By October 26, 1929, first theoretically, and then practically neoclassical does not answer the following questions:

o Why do crises like the Great Depression occur?

o How to get out of the Great Depression?

o What should be done to prevent similar disasters in the future?

Neoclassical theory (school)(English neoclassical economics) - a direction of economic thought that reflects the ideas of classical political economy (see) and their further evolution and development within the framework of the marginalist school (see), neoliberal, monetary (see) and other concepts of modern conservatism.

The concept of neoclassical theory first appeared in late XIX in. in relation to representatives of marginalism of the second wave. The neoclassical school is characterized by support for the idea of ​​economic liberalism, which consists in minimal state intervention in the market system of free competition.

Representatives of the neoclassical school (J.B. Clark, F.I. Edgeworth, I. Fisher, W. Jevons, K. Menger, I. Tyunen, A. Marshall, V. Pareto, L. Walras, K. Wicksell) consider the market system as self-regulating, self-tuning and the most cost-effective of all known to mankind. Within the framework of the ideas of the neoclassical school, L. Walras developed a model of competitive equilibrium.

Neoclassical theory of economics, neoclassicism - emerged at the end of the 19th century. course of economic thought, which can be considered the beginning of modern economic science. It produced the so-called marginalist revolution in the classical economy of the past century, which was represented by such names as A. Smith, D. Ricardo, J. Mill, K. Marx and others.

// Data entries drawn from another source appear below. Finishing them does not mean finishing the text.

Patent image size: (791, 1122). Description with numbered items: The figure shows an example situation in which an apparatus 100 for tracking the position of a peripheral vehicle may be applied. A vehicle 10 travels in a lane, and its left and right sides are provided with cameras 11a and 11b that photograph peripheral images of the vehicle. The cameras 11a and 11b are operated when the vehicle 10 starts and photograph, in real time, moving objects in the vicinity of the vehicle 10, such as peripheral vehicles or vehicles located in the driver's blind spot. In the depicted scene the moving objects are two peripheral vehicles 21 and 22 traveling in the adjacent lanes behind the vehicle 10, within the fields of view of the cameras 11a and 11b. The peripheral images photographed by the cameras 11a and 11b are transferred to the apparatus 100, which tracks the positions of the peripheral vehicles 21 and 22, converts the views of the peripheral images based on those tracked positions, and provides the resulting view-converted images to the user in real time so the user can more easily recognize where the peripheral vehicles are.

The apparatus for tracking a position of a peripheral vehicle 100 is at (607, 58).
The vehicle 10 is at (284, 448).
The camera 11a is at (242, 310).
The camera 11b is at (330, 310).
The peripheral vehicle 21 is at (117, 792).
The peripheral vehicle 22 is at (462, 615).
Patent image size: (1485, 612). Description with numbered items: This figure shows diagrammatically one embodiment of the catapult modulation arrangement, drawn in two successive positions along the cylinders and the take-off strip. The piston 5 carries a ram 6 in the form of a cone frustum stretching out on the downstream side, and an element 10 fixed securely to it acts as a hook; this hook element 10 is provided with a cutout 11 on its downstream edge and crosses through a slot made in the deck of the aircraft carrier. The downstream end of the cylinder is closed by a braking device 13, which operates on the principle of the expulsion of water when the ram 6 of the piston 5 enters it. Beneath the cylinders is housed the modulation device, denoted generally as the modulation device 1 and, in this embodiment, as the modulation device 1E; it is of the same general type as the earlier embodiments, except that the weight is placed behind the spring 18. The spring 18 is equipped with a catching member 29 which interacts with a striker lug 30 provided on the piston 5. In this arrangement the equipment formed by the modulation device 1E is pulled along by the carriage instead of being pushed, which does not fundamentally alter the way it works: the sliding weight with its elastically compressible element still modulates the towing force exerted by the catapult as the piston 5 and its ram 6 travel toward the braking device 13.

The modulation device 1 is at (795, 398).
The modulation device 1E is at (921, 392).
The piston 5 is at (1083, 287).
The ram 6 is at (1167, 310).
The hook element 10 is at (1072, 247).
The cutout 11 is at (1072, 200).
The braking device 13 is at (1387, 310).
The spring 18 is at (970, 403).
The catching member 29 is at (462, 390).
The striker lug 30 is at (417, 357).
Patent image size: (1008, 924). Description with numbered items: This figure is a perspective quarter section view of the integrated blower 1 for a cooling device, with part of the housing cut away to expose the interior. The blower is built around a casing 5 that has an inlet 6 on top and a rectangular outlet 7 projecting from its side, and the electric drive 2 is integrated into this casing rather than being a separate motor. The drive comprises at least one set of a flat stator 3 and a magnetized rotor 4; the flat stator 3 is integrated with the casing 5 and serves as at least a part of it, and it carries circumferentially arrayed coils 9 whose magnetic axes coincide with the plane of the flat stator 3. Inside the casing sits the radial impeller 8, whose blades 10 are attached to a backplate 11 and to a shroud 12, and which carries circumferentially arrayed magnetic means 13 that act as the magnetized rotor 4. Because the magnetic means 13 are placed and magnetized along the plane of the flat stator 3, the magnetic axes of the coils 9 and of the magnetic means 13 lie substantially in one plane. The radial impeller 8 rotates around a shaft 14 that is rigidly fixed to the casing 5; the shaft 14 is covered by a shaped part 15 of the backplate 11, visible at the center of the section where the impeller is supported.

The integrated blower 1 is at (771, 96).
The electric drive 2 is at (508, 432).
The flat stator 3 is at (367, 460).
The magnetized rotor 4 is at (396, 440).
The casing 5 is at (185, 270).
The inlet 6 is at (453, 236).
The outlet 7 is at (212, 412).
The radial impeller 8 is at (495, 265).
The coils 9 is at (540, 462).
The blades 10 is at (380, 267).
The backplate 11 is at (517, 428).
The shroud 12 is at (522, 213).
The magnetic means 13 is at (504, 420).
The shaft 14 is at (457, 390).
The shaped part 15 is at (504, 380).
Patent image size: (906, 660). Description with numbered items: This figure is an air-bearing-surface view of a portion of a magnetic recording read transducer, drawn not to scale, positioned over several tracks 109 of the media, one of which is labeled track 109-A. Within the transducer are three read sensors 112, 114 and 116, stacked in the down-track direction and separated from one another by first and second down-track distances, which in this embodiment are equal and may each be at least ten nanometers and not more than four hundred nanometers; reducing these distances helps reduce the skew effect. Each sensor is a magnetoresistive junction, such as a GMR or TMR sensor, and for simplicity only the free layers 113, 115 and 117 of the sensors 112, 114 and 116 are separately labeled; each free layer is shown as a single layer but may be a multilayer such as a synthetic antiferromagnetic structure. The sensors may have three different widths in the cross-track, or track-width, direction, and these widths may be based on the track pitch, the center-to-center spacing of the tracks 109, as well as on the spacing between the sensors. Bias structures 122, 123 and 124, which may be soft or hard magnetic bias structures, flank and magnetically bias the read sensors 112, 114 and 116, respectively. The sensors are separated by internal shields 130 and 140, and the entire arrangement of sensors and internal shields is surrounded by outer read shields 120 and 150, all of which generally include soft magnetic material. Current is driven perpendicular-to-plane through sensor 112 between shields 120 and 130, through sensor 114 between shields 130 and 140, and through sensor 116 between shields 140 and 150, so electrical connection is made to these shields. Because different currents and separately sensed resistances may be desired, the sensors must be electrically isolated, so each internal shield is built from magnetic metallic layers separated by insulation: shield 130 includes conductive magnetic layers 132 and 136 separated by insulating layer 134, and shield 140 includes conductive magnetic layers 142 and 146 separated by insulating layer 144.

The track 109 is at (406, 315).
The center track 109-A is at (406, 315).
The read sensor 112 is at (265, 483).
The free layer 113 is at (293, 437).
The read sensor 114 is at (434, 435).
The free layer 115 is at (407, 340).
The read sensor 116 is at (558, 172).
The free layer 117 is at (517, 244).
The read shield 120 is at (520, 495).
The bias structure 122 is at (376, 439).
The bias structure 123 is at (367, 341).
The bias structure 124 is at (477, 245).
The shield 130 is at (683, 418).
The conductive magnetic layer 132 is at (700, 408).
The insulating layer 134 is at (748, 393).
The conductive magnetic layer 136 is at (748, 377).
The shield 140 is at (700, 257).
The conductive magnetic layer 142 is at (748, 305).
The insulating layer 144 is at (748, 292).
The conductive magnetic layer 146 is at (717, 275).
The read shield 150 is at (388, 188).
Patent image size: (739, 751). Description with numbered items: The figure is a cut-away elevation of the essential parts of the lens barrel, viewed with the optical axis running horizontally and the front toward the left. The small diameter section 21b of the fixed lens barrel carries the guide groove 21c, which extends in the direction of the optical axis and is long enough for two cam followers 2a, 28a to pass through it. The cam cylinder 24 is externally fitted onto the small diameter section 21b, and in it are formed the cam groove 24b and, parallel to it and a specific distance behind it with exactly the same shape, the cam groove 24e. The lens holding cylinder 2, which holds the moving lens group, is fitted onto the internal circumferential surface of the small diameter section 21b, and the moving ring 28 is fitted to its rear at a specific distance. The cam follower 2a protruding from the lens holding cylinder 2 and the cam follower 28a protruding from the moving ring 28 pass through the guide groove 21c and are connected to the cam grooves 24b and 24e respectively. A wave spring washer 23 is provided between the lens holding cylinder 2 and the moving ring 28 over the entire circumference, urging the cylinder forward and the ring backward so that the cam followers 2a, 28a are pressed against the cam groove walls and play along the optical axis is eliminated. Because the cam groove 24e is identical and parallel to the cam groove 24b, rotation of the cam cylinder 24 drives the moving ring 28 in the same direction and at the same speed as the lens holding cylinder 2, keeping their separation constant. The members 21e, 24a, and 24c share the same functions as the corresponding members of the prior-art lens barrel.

Marginal revolution means the following: "Neoclassics" developed the tools of the marginal analysis of the economy, primarily the concept of marginal utility, almost simultaneously discovered by W. Jevons, C. Menger and L. Walras, as well as marginal productivity, which was also used by some representatives of classical economics, for example, I. Tyunen. Among the largest representatives of neoclassicism, in addition to those named, are J. Clark, F. Edgeworth, I. Fisher, A. Marshall, V. Pareto, K. Wicksell. They emphasized the importance of the scarcity of goods for determining their price, laid general idea about the essence of the optimal distribution of (given) resources. At the same time, they proceeded from the theorems of limit analysis, defining the conditions for the optimal choice of goods, the optimal structure of production, the optimal intensity of the use of factors, the optimal moment in time (interest rate). All these concepts are summarized in the main criterion: the subjective and objective rates of substitution between any two goods (products or resources) must be equal for all households and all production units, respectively, and these subjective and objective ratios must be equal to each other. In addition to these basic conditions, second-order conditions were studied - the law of diminishing returns, as well as the ranking system of individual utilities, etc.

Apparently, the main achievement of this school is the model of competitive equilibrium developed by Walras. However, in general, the neoclassical theory of economics is characterized by a microeconomic approach to economic phenomena, in contrast to the theory of which the macroeconomic approach dominates.

Neoclassicists laid the foundation for later economic concepts such as the theory of welfare economics, the theory of economic growth. These concepts are sometimes referred to as the "modern neoclassical school". A number of recent economists have also tried to combine some of the provisions of classical theory, neoclassicism and Keynesianism - this trend has been called neoclassical synthesis.

The ideas of the neoclassical theory of economics were most fully outlined in A. Marshall's Principles of Economic Theory, which “... should be recognized as one of the most durable and viable books in the history of economic science: this is the only treatise of the 19th century. on Economics, which is still sold by the hundreds every year, and which can still be read with great profit by the modern reader.